US Coast Guard says oxygen supply on Titan submersible has dried up
10 vessels are involved in the search for the bathyscaphe
NEW YORK, June 22. /TASS/. According to US Coast Guard estimates, oxygen supplies on the Titan submersible, which is still missing in the Atlantic Ocean, ran out as of 7:08 a.m. US East Coast time (2:08 p.m. Moscow time) on Thursday, the NBC television channel reported.
However, experts interviewed by NBC note that those on board the bathyscaphe can conserve oxygen, allowing them to stretch its reserves for a longer time. The vehicle is able to provide passengers with air for 96 hours.
According to the Sky News channel, 10 vessels are involved in the search for the bathyscaphe.
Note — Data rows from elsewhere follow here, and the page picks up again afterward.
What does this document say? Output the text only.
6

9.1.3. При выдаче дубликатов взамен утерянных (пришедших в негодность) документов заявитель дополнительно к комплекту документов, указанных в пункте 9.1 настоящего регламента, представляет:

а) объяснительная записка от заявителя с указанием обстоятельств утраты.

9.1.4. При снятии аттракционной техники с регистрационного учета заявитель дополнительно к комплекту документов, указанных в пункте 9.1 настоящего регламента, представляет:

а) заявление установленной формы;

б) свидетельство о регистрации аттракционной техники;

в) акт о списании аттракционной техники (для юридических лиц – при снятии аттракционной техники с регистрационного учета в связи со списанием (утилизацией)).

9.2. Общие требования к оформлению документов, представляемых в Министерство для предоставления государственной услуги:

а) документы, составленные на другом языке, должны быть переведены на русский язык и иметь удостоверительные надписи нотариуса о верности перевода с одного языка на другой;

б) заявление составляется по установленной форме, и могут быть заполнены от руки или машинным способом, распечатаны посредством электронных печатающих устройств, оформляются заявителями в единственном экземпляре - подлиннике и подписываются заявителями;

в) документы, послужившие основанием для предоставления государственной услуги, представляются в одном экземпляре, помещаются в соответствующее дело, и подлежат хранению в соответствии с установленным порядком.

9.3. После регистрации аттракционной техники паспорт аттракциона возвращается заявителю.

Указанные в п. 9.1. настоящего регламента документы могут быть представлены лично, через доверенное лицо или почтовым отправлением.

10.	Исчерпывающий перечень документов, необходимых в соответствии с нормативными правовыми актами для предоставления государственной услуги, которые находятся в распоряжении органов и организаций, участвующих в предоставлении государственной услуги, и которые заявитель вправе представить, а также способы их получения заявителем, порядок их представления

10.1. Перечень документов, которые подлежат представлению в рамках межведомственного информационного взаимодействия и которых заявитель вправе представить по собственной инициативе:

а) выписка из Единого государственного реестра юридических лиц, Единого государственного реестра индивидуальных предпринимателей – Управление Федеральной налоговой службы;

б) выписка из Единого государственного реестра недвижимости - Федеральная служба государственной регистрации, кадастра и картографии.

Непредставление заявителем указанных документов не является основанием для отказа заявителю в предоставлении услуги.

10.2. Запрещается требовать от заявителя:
The Canadian vessel, the Horizon Arctic, activated a remotely operated unmanned underwater vehicle that reached the seabed and began searching for Titan, the US Coast Guard previously said on its Twitter page. Later, the French vessel L’Atalante also launched a deep-sea submersible.
On June 19, OceanGate Expeditions announced that it had lost communication with the vessel, which was taking tourists to the site of the Titanic wreckage. According to the US Coast Guard, there are currently five people inside the bathyscaphe; communication was lost about 1 hour 45 minutes after diving on Sunday. In total, the Titan can provide air to the people inside for 96 hours.
According to Sky News the submersible’s passengers are OceanGate Expeditions President and Founder Stockton Rush, French expert on the Titanic Paul-Henri Nargeolet, and British billionaire Hamish Harding, owner of Action Aviation. The two other passengers are Pakistani businessman Shahzada Dawood, 48, and his son Sulaiman Dawood, 19.